NOM-155-SCFI-2012 & NOM-183-SCFI-2012
On May 3, 2012 the Secretariat of Economy (SE) published in Mexico’s Federal Register (Diario
Oficial) the Mexican Official Norms NOM-155-SCFI “Milk-Denomination, physical-chemical
specifications, commercial information and testing methods” and NOM-183-SCFI-2012 “Dairy formula
and combined dairy formula-Denomination, physical-chemical specifications, commercial information
and testing methods”. These NOMs replace NOM-155-SCFI-2003, and encompass milk, dairy
formulas, and combined dairy formulas in an effort to eliminate possible consumer confusion. The
National Chamber of Milk Industries (CANILEC) has expressed dissatisfaction with this revised
regulation as they perceive this modification is unnecessary and over-regulates the industry and will
affect self-service stores that produce and sell their own brands. This, in turn, could affect the entire
industry and increase production costs.
Marketing:
It is worth noting that Mexico became the first U.S. $1 billion market for U.S. dairy and related product
exports in 2011. Total U.S. dairy product exports were approximately $1.2 billion. NFDM, cheese, and
whey accounted for the bulk of the export values and amounted to approximately $600 million, $200
million, and $130 million, respectively. Through the first 3 months of 2012, year over year export
values are considerably higher than last year and suggest promising opportunities for U.S. dairy
products throughout the year. The United States exported $313 million of dairy products in the first 3
months of 2012 compared to $240 million for the first 3 months of 2011.

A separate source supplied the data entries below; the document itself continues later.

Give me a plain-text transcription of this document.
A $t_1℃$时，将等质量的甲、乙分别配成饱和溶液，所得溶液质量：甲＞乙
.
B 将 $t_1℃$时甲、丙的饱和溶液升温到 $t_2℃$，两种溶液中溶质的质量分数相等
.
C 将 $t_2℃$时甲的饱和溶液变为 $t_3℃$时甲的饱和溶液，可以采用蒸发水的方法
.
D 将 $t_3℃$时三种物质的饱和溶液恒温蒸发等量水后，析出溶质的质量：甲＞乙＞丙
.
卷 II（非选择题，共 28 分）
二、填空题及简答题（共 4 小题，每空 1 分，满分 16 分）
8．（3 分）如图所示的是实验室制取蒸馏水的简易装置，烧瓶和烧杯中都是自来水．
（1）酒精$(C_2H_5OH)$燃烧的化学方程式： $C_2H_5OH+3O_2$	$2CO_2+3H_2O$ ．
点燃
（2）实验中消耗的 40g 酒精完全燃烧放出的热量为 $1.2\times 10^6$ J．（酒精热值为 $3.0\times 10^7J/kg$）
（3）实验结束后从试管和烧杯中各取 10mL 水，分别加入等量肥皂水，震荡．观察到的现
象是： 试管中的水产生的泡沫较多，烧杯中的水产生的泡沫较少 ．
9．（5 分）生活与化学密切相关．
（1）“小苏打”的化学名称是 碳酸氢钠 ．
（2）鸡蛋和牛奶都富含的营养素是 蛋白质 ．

The Mexican dairy industry is beginning to invest in publicity and promotion for added-value dairy
products. These products, according to industry sources, require lower levels of raw material for their
preparation and are more affordable. As such, industry members believe marginal promotion efforts
could spur consumption of these products.
In 2010, the total dairy products (UHT and pasteurized fluid milk, cheese, yoghurt, cream, chilled dairy
snacks, and condensed/evaporated milk) market size was estimated at U.S. $9.65 billion. The industry
is considered highly fragmented with a large number of small-scale artisan producers that distribute
products locally or regionally. Fluid milk and added-value product processing is dominated by two
brands; Lala and Alpura.
The U.S. Dairy Export Council (USDEC) is active in promoting the U.S. dairy industry in Mexico. In
addition, the Foreign Agricultural Service (FAS) Agricultural Trade Offices (ATOs) promote U.S. dairy
exports, as well. The ATOs and USDEC develop promotion and sales opportunities for U.S. dairy
products in the Mexican market. USDEC, as well, organizes buying missions for potential Mexican
importers/distributors to visit U.S. suppliers.